An 80/20 is a type of piggyback loan and is split into two parts. The first part of the loan covers 80 percent of the purchase price of the home while the remaining 20 percent is a home equity loan or home equity line of credit. 

This type of loan allows you to purchase a home without having 20 percent set aside as a down payment. There are other types of piggyback loans as well, as example, you can also get an 80-10-10 loan. This loan uses 80 percent for the mortgage, 10 percent as a home equity loan and the remaining 10 percent is the cash you saved as a down payment. 

One more advantage of an 80/20 loan is the fact that it eliminates the need for mortgage insurance. If you have less than 20 percent as a down payment, your lender will most likely require that you carry mortgage insurance. 
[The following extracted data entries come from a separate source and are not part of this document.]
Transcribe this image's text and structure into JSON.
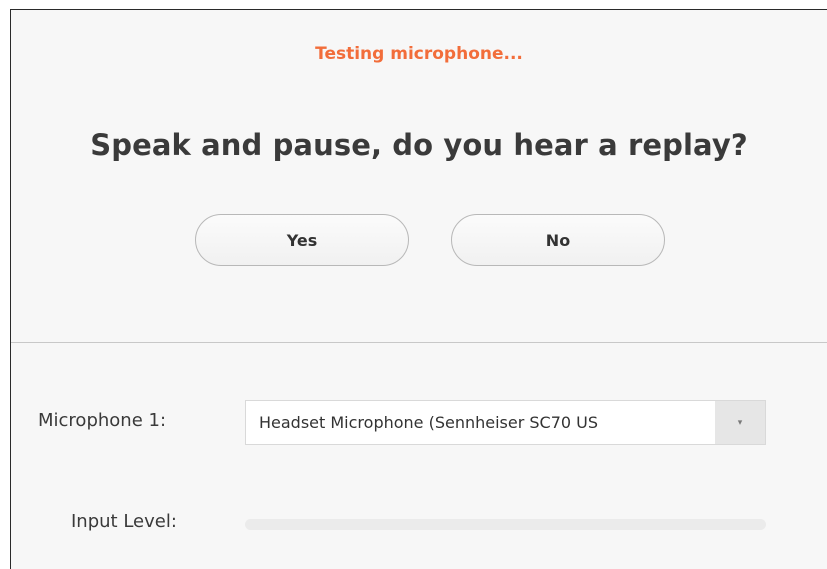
{
  "test": {
    "status": "Testing microphone...",
    "question": "Speak and pause, do you hear a replay?",
    "yes_label": "Yes",
    "no_label": "No"
  },
  "settings": {
    "microphone_label": "Microphone 1:",
    "microphone_value": "Headset Microphone (Sennheiser SC70 US",
    "input_level_label": "Input Level:",
    "input_level": 0
  },
  "colors": {
    "status": "#f26d3a",
    "text": "#3a3a3a"
  },
  "icons": {
    "dropdown": "chevron-down-icon"
  }
}
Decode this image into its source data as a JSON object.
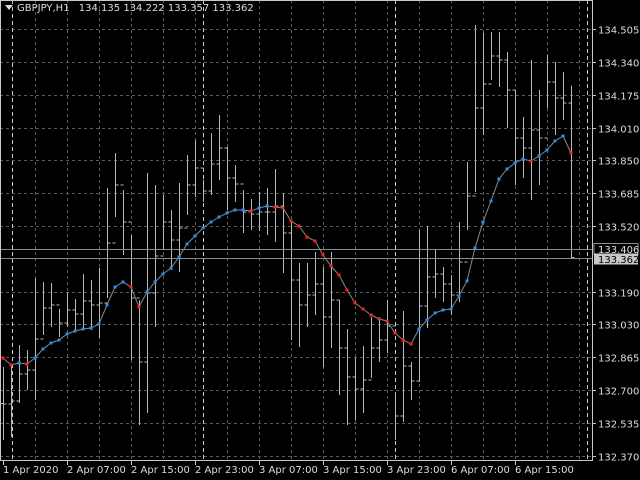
{
  "header": {
    "symbol": "GBPJPY,H1",
    "open": "134.135",
    "high": "134.222",
    "low": "133.357",
    "close": "133.362"
  },
  "colors": {
    "background": "#000000",
    "bars": "#b8b8b8",
    "grid": "#5a5a5a",
    "ma_up": "#1e90ff",
    "ma_down": "#ff2020",
    "ma_line": "#8a8a8a"
  },
  "price_axis": {
    "ticks": [
      "134.505",
      "134.340",
      "134.175",
      "134.010",
      "133.850",
      "133.685",
      "133.520",
      "133.190",
      "133.030",
      "132.865",
      "132.700",
      "132.535",
      "132.370"
    ],
    "ask_label": "133.406",
    "bid_label": "133.362"
  },
  "time_axis": {
    "labels": [
      "1 Apr 2020",
      "2 Apr 07:00",
      "2 Apr 15:00",
      "2 Apr 23:00",
      "3 Apr 07:00",
      "3 Apr 15:00",
      "3 Apr 23:00",
      "6 Apr 07:00",
      "6 Apr 15:00"
    ]
  },
  "chart_data": {
    "type": "ohlc",
    "symbol": "GBPJPY",
    "timeframe": "H1",
    "ylim": [
      132.37,
      134.65
    ],
    "high": [
      132.815,
      132.825,
      132.925,
      132.9,
      133.26,
      133.24,
      133.235,
      133.105,
      133.19,
      133.155,
      133.28,
      133.25,
      133.31,
      133.71,
      133.885,
      133.7,
      133.475,
      133.15,
      133.785,
      133.725,
      133.675,
      133.6,
      133.735,
      133.875,
      133.95,
      133.75,
      133.985,
      134.075,
      133.915,
      133.825,
      133.7,
      133.655,
      133.69,
      133.71,
      133.805,
      133.685,
      133.55,
      133.335,
      133.335,
      133.39,
      133.315,
      133.39,
      133.15,
      133.005,
      132.86,
      132.92,
      133.065,
      133.065,
      133.15,
      132.69,
      133.095,
      132.84,
      133.5,
      133.52,
      133.4,
      133.315,
      133.275,
      133.54,
      133.84,
      134.525,
      134.485,
      134.49,
      134.49,
      134.39,
      134.2,
      134.065,
      134.35,
      134.2,
      134.375,
      134.34,
      134.29,
      134.222
    ],
    "low": [
      132.45,
      132.465,
      132.635,
      132.7,
      132.65,
      132.975,
      133.015,
      132.965,
      133.015,
      133.0,
      133.01,
      133.0,
      132.96,
      133.16,
      133.565,
      133.375,
      132.85,
      132.525,
      132.585,
      133.015,
      133.4,
      133.3,
      133.29,
      133.575,
      133.665,
      133.64,
      133.675,
      133.75,
      133.6,
      133.64,
      133.485,
      133.5,
      133.495,
      133.475,
      133.44,
      133.285,
      132.95,
      132.915,
      133.015,
      133.075,
      132.815,
      132.91,
      132.675,
      132.525,
      132.55,
      132.585,
      132.76,
      132.84,
      132.885,
      132.45,
      132.54,
      132.65,
      132.74,
      133.01,
      133.16,
      133.14,
      133.075,
      133.14,
      133.5,
      133.69,
      133.975,
      134.25,
      134.215,
      134.01,
      133.725,
      133.76,
      133.65,
      133.725,
      134.11,
      133.975,
      134.05,
      133.357
    ],
    "close": [
      132.63,
      132.645,
      132.78,
      132.8,
      132.955,
      133.11,
      133.125,
      133.035,
      133.1,
      133.08,
      133.145,
      133.125,
      133.135,
      133.435,
      133.725,
      133.54,
      133.16,
      132.84,
      133.185,
      133.37,
      133.54,
      133.45,
      133.51,
      133.725,
      133.81,
      133.695,
      133.83,
      133.91,
      133.76,
      133.73,
      133.59,
      133.58,
      133.59,
      133.59,
      133.62,
      133.485,
      133.25,
      133.125,
      133.175,
      133.23,
      133.065,
      133.15,
      132.91,
      132.765,
      132.705,
      132.75,
      132.91,
      132.95,
      133.02,
      132.57,
      132.82,
      132.745,
      133.12,
      133.265,
      133.28,
      133.23,
      133.175,
      133.34,
      133.67,
      134.11,
      134.23,
      134.37,
      134.35,
      134.2,
      133.96,
      133.91,
      134.0,
      133.96,
      134.24,
      134.16,
      134.135,
      133.362
    ],
    "last_open": 134.135,
    "moving_average": [
      132.86,
      132.825,
      132.835,
      132.83,
      132.86,
      132.905,
      132.935,
      132.95,
      132.98,
      132.995,
      133.005,
      133.01,
      133.03,
      133.125,
      133.215,
      133.24,
      133.215,
      133.115,
      133.19,
      133.24,
      133.28,
      133.31,
      133.365,
      133.43,
      133.47,
      133.51,
      133.54,
      133.565,
      133.585,
      133.6,
      133.6,
      133.595,
      133.61,
      133.62,
      133.615,
      133.61,
      133.545,
      133.52,
      133.465,
      133.445,
      133.375,
      133.32,
      133.275,
      133.2,
      133.135,
      133.105,
      133.075,
      133.055,
      133.045,
      132.985,
      132.95,
      132.93,
      133.005,
      133.05,
      133.085,
      133.1,
      133.105,
      133.17,
      133.245,
      133.41,
      133.54,
      133.645,
      133.755,
      133.805,
      133.835,
      133.855,
      133.845,
      133.87,
      133.9,
      133.945,
      133.97,
      133.885
    ],
    "ask": 133.406,
    "bid": 133.362
  }
}
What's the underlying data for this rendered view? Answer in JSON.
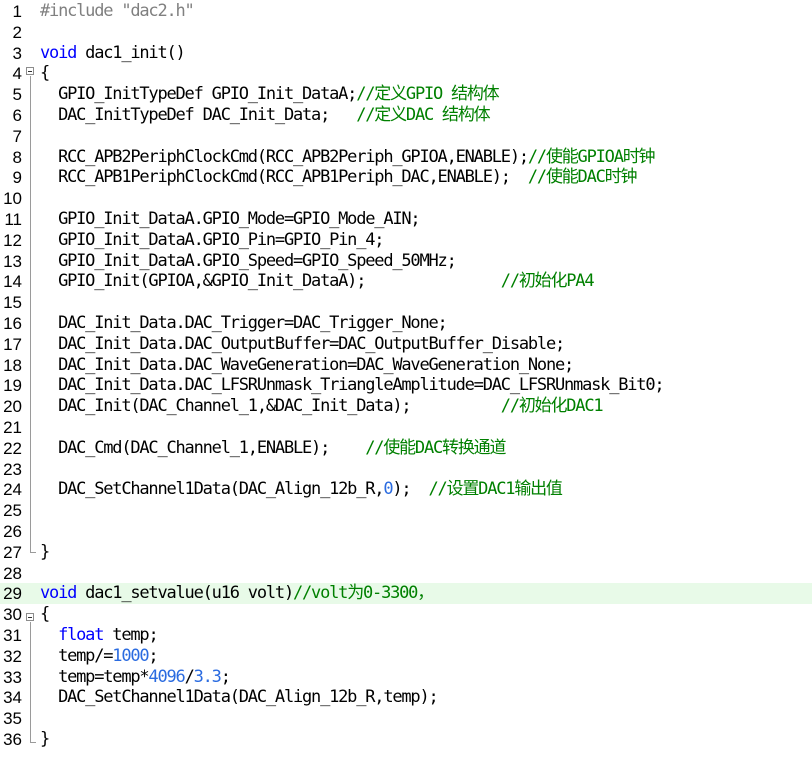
{
  "editor": {
    "current_line": 29,
    "lines": [
      {
        "n": "1",
        "parts": [
          {
            "t": "#include \"dac2.h\"",
            "c": "pre"
          }
        ]
      },
      {
        "n": "2",
        "parts": []
      },
      {
        "n": "3",
        "parts": [
          {
            "t": "void",
            "c": "kw"
          },
          {
            "t": " dac1_init()",
            "c": ""
          }
        ]
      },
      {
        "n": "4",
        "parts": [
          {
            "t": "{",
            "c": ""
          }
        ]
      },
      {
        "n": "5",
        "parts": [
          {
            "t": "  GPIO_InitTypeDef GPIO_Init_DataA;",
            "c": ""
          },
          {
            "t": "//定义GPIO 结构体",
            "c": "cm"
          }
        ]
      },
      {
        "n": "6",
        "parts": [
          {
            "t": "  DAC_InitTypeDef DAC_Init_Data;   ",
            "c": ""
          },
          {
            "t": "//定义DAC 结构体",
            "c": "cm"
          }
        ]
      },
      {
        "n": "7",
        "parts": []
      },
      {
        "n": "8",
        "parts": [
          {
            "t": "  RCC_APB2PeriphClockCmd(RCC_APB2Periph_GPIOA,ENABLE);",
            "c": ""
          },
          {
            "t": "//使能GPIOA时钟",
            "c": "cm"
          }
        ]
      },
      {
        "n": "9",
        "parts": [
          {
            "t": "  RCC_APB1PeriphClockCmd(RCC_APB1Periph_DAC,ENABLE);  ",
            "c": ""
          },
          {
            "t": "//使能DAC时钟",
            "c": "cm"
          }
        ]
      },
      {
        "n": "10",
        "parts": []
      },
      {
        "n": "11",
        "parts": [
          {
            "t": "  GPIO_Init_DataA.GPIO_Mode=GPIO_Mode_AIN;",
            "c": ""
          }
        ]
      },
      {
        "n": "12",
        "parts": [
          {
            "t": "  GPIO_Init_DataA.GPIO_Pin=GPIO_Pin_4;",
            "c": ""
          }
        ]
      },
      {
        "n": "13",
        "parts": [
          {
            "t": "  GPIO_Init_DataA.GPIO_Speed=GPIO_Speed_50MHz;",
            "c": ""
          }
        ]
      },
      {
        "n": "14",
        "parts": [
          {
            "t": "  GPIO_Init(GPIOA,&GPIO_Init_DataA);               ",
            "c": ""
          },
          {
            "t": "//初始化PA4",
            "c": "cm"
          }
        ]
      },
      {
        "n": "15",
        "parts": []
      },
      {
        "n": "16",
        "parts": [
          {
            "t": "  DAC_Init_Data.DAC_Trigger=DAC_Trigger_None;",
            "c": ""
          }
        ]
      },
      {
        "n": "17",
        "parts": [
          {
            "t": "  DAC_Init_Data.DAC_OutputBuffer=DAC_OutputBuffer_Disable;",
            "c": ""
          }
        ]
      },
      {
        "n": "18",
        "parts": [
          {
            "t": "  DAC_Init_Data.DAC_WaveGeneration=DAC_WaveGeneration_None;",
            "c": ""
          }
        ]
      },
      {
        "n": "19",
        "parts": [
          {
            "t": "  DAC_Init_Data.DAC_LFSRUnmask_TriangleAmplitude=DAC_LFSRUnmask_Bit0;",
            "c": ""
          }
        ]
      },
      {
        "n": "20",
        "parts": [
          {
            "t": "  DAC_Init(DAC_Channel_1,&DAC_Init_Data);          ",
            "c": ""
          },
          {
            "t": "//初始化DAC1",
            "c": "cm"
          }
        ]
      },
      {
        "n": "21",
        "parts": []
      },
      {
        "n": "22",
        "parts": [
          {
            "t": "  DAC_Cmd(DAC_Channel_1,ENABLE);    ",
            "c": ""
          },
          {
            "t": "//使能DAC转换通道",
            "c": "cm"
          }
        ]
      },
      {
        "n": "23",
        "parts": []
      },
      {
        "n": "24",
        "parts": [
          {
            "t": "  DAC_SetChannel1Data(DAC_Align_12b_R,",
            "c": ""
          },
          {
            "t": "0",
            "c": "num"
          },
          {
            "t": ");  ",
            "c": ""
          },
          {
            "t": "//设置DAC1输出值",
            "c": "cm"
          }
        ]
      },
      {
        "n": "25",
        "parts": []
      },
      {
        "n": "26",
        "parts": []
      },
      {
        "n": "27",
        "parts": [
          {
            "t": "}",
            "c": ""
          }
        ]
      },
      {
        "n": "28",
        "parts": []
      },
      {
        "n": "29",
        "parts": [
          {
            "t": "void",
            "c": "kw"
          },
          {
            "t": " dac1_setvalue(u16 volt)",
            "c": ""
          },
          {
            "t": "//volt为0-3300，",
            "c": "cm"
          }
        ]
      },
      {
        "n": "30",
        "parts": [
          {
            "t": "{",
            "c": ""
          }
        ]
      },
      {
        "n": "31",
        "parts": [
          {
            "t": "  ",
            "c": ""
          },
          {
            "t": "float",
            "c": "kw"
          },
          {
            "t": " temp;",
            "c": ""
          }
        ]
      },
      {
        "n": "32",
        "parts": [
          {
            "t": "  temp/=",
            "c": ""
          },
          {
            "t": "1000",
            "c": "num"
          },
          {
            "t": ";",
            "c": ""
          }
        ]
      },
      {
        "n": "33",
        "parts": [
          {
            "t": "  temp=temp*",
            "c": ""
          },
          {
            "t": "4096",
            "c": "num"
          },
          {
            "t": "/",
            "c": ""
          },
          {
            "t": "3.3",
            "c": "num"
          },
          {
            "t": ";",
            "c": ""
          }
        ]
      },
      {
        "n": "34",
        "parts": [
          {
            "t": "  DAC_SetChannel1Data(DAC_Align_12b_R,temp);",
            "c": ""
          }
        ]
      },
      {
        "n": "35",
        "parts": []
      },
      {
        "n": "36",
        "parts": [
          {
            "t": "}",
            "c": ""
          }
        ]
      }
    ]
  }
}
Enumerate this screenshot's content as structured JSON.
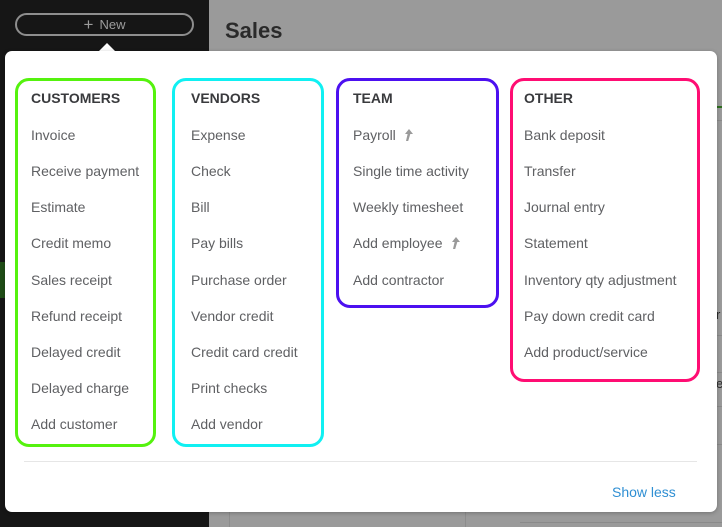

Pros and cons of an 80/20 loan

While there are certainly pros to an 80/20 loan, there are also cons. Let’s have a look at the advantages and disadvantages of the 80/20 loan. 

Pros

  • No down payment: Not having to come up with a down payment can be a huge advantage. It will often allow you to buy a home quicker than you could if you had to save up a down payment.
  • Avoid private mortgage insurance: Over a number of years, the cost of private mortgage insurance can really add up which is why avoiding it with an 80/20 loan can be a great idea. A standard loan, without a 20 percent down payment will almost always require private mortgage insurance. 

Cons

  • Two mortgage payments: Because you have a mortgage and a home equity line of credit that must be paid each month, it’s like having two mortgages, although one will be much smaller than the other one. Once you have paid off the HELOC, you will be down to one payment per month. 
  • Pay twice the closing costs: Because you are technically taking out two loans, there will be closing costs for both. While this is certainly an added expense, an 80/20 loan allows you to get into a home much quicker than saving up a down payment. 
  • Second mortgage rates adjustable:  In most cases, the rates on your HELOC will be adjustable so it is possible that you monthly payment will move up or down over the years. These rates can be quite high but, in most cases, the cost will be less than paying for private mortgage insurance (PMI). In addition, you are building equity in your home while paying a second mortgage,  paying for PMI doesn’t put any equity in your pocket. 

The biggest advantage to the 80/20 loan is the fact that you don’t have to wait to purchase a home while you save up a down payment. However, in general, an 80/20 will be more expensive over time, so before jumping into the 80/20 pool, calculate the additional costs and make sure this type of loan makes sense for your situation. 

Other alternatives to a taking out an 80/20 loan

In addition to higher costs, an 80/20 loan is not always an option for everyone. In most cases, you will need a credit score of at least 720 and you must keep your debt-to-income ratio at 43 percent of less. Here are a few other options in the event you cannot qualify for an 80/20 loan or simply don’t want to deal with the extra expenses of this type of mortgage:

Save up for a down payment

While you will need 20 percent down for a conventional mortgage, there are other types of mortgages that require a much smaller down payment. It is possible to qualify for an FHA or other loans for as little as 3.5 percent down. 

Down payment assistance programs

It is possible that you can qualify for a down payment assistance program. The assistance may come from local or federal government programs or in some cases, you lender might have programs in place to help lower income borrowers with their down payment. 

Pay for private mortgage insurance

It is possible that the cost of simply paying for PMI may be cheaper than an 80/20 loan. Always run the numbers when buying a home to see which mortgage option is the best for you.